Tak nieśmiało dodam,że dobry chleb MOIM ZDANIEM powinien być dobry nie tylko zaraz po upieczeniu- te wszystkie są dobre. Problem zaczyna się po pewnym czasie….Nemo, zgadzam się, ze dziś w Polsce (jak i w innych krajach) trzeba szukać. Ja u siebie kupuję chleb tzw. kanapkowy, który na drugi czy trzeci dzień może nawet jest lepszy niż zaraz po upieczeniu bo nie jest tak „twardo-skórkowy” a nie traci walorów smakowych i konsystencji- nie kruszy się.
Najlepszy chleb i tak był pieczony na liściach łopianu lub kapusty , przez moją daleką ciocię na jednej z zamojskich wiosek! Tu mnie Andrzej nie przekona 😉
Zgadzam się Małgosiu i twierdzę,
że w każdym niemal kraju można kupić zarówno dobry jak i zły chleb. Taki który będzie lub nie będzie smakował. Da się zjeść albo nie da.
Parę lat temu bedąc z synem w Krakowie chciałem mu dać poznać smak polskiego chleba. Nie jestem pewien czy mi się to udało…
Jeśli z urodzenia Polak upiecze w Szwecji z tamże produkowanej gotowej mieszanki mąki włoski chleb typu focaccia to jaki to będzie chleb?
Jeżeli to bedę ja to zaręczam, że da się go jeść z samym masłem i nikt nie bedzie narzekał na jego smak….
To bardzo dobrze, że dobry chleb można spotkać wszędzie (prawie). W Szwecji był tylko parę razy mąż z dziećmi i jedli wypieki pani domu. Następnym razem każę im pobuszować po piekarniach.
A teraz pytanie bardzo poważne: jakie masło należy kupować, żeby było masłem? Macam i macam i domacać się nie mogę. Ciągle coś jest nie tak. Normalnie kupuję na targu, ale gdy robi się ciepło wolę nie.
Dla Ani Z.
Wisniowy tort z Czarnego Lasu (Schwarzwaelder Kirschtorte)
100 g masla, 100 g cukru, cukier waniliowy, 4 jajka, 70 g mielonych migdalow, 100 g czekolady w proszku, 50 g maki, 50 g maki ziemniaczanej, dwie lyzeczki proszku do pieczenia. Ponadto – 6 lyzek wodki wisniowej, pol litra smietanki 30 %, 700 g wisni z kompotu, wiorki czekoladowe.
Maslo ubic z cukrem i cukrem waniliowym, dodac migdaly, czekolade i jajka.
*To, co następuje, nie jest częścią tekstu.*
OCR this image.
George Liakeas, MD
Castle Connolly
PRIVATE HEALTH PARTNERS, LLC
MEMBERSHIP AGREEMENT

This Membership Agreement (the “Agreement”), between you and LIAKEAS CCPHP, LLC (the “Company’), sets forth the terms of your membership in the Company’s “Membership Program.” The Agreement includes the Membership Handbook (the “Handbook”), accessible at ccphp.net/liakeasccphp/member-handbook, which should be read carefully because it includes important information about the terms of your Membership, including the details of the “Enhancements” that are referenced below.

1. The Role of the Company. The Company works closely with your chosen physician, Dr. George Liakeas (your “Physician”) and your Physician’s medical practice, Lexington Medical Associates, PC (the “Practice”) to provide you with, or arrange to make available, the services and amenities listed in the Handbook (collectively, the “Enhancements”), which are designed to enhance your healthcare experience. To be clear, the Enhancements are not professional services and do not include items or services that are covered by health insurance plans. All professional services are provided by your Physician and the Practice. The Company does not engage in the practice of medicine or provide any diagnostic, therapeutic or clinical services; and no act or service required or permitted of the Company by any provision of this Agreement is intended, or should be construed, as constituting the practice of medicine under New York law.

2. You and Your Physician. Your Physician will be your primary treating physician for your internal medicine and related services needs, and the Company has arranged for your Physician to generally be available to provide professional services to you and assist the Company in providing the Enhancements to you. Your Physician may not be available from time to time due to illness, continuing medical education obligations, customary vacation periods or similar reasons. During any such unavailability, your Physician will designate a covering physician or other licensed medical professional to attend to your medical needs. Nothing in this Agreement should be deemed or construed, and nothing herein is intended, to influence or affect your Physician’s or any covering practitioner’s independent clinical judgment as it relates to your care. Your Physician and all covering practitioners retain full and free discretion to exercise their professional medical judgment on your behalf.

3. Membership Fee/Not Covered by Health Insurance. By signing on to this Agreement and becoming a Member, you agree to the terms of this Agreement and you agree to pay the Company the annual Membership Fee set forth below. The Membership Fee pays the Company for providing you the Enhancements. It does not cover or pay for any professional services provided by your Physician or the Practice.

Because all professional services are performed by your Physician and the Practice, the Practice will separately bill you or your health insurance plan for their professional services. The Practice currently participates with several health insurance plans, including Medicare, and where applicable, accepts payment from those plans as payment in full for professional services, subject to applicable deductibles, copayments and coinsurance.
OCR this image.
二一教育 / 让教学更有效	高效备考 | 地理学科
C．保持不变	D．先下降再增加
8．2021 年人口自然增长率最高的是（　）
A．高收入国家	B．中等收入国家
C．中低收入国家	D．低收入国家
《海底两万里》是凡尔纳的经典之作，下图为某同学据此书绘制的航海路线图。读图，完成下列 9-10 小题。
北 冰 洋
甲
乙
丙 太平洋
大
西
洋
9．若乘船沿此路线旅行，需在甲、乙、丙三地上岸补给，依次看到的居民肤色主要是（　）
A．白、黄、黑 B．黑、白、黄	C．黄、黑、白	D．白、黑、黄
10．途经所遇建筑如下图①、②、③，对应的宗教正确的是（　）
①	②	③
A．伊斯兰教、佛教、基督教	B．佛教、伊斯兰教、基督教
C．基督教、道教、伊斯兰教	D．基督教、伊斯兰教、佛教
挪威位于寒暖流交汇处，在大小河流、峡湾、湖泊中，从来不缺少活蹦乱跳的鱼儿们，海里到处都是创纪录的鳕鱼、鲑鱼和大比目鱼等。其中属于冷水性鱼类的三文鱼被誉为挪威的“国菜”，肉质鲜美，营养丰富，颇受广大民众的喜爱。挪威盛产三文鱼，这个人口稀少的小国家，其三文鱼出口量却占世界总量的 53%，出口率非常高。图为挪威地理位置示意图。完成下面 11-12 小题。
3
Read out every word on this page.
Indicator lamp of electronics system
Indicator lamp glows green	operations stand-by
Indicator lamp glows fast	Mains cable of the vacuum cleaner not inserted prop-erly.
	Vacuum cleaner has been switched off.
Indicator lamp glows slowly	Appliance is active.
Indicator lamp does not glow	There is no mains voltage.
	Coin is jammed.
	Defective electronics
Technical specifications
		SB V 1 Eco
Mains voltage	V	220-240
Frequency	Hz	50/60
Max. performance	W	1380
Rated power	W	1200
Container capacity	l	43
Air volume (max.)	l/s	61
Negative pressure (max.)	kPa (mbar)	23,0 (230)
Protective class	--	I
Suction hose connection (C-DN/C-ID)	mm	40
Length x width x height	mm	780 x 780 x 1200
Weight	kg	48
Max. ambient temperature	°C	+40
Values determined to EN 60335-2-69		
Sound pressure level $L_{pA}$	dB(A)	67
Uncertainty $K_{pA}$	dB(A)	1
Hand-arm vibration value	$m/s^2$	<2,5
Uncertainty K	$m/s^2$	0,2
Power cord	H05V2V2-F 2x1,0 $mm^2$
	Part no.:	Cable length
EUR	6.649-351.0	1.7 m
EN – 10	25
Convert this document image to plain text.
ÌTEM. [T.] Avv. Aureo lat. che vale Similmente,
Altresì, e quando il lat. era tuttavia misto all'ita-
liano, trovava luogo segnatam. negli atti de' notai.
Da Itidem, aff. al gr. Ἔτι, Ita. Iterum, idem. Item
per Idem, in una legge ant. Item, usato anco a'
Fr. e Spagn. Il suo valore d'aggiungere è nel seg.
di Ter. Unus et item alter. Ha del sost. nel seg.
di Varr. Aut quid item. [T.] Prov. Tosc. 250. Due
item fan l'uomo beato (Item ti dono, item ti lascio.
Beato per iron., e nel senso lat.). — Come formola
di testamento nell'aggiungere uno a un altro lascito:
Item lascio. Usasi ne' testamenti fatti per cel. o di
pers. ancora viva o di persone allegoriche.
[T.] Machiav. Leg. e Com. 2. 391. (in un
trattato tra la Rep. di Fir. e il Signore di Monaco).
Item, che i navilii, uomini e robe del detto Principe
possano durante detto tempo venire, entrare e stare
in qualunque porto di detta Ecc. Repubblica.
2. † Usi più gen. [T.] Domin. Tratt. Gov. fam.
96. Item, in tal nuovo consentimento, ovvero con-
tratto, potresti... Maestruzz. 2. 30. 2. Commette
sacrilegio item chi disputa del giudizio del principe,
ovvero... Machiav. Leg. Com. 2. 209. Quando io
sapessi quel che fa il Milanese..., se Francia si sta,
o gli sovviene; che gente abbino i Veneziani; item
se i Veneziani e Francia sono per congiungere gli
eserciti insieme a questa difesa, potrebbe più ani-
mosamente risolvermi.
Dodac make, make ziemniaczana i proszek do pieczenia. Piec w tortownicy 30 – 40 min. Upieczone ciasto odstawic do nastepnego dnia. Przeciac na trzy czesci. Dolna czesc skropic wodka wisniowa (czysta, wytrawna). Ubic na sztywno smietanke z niewielka iloscia cukru. Wylozyc ubita smietanke na dolny krazek ciasta (warstwa smietanki powinna miec ok. 2 cm), poukladac na smietance dobrze odsaczone wisnie. Nastepna warstwa tak samo. Wierzch tortu posmarowac reszta smietanki, udekorowac wisniami i wiorkami czekoladowymi. Gotowe!
Co to jest ten polski chleb?
W piekarni Nesterowicza z mojego dzieciństwa był „chleb” i „bułki”. Być może czasem trafiał się „razowiec” ale nie jestem pewien,że akurat tam. Po jakimś czasie pojawiły się dwa gatunki chleba o nazwach których już nie pamiętam, choć wydaje mi się że jeden z nich był „sandomierski”.
Dziś wybór chleba w tej samej miejscowości jest o wiele bogatszy, choć wszyscy narzekają na smak. Jest ponoć jedna piekarnia oddalona o 30 kilometrów gdzie można dostać smaczny chleb.
Ja „na obczyźnie” piekłem przynajmniej ze dwadzieścia rodzajów chleba korzystając z recept i gotowych mieszanek mąki tu dostępnych. Wszystkie były dobre za wyjatkiem może tych które piekłem jedynie raz.
Starczy już tego pisania – idę zjeść kawałek chleba…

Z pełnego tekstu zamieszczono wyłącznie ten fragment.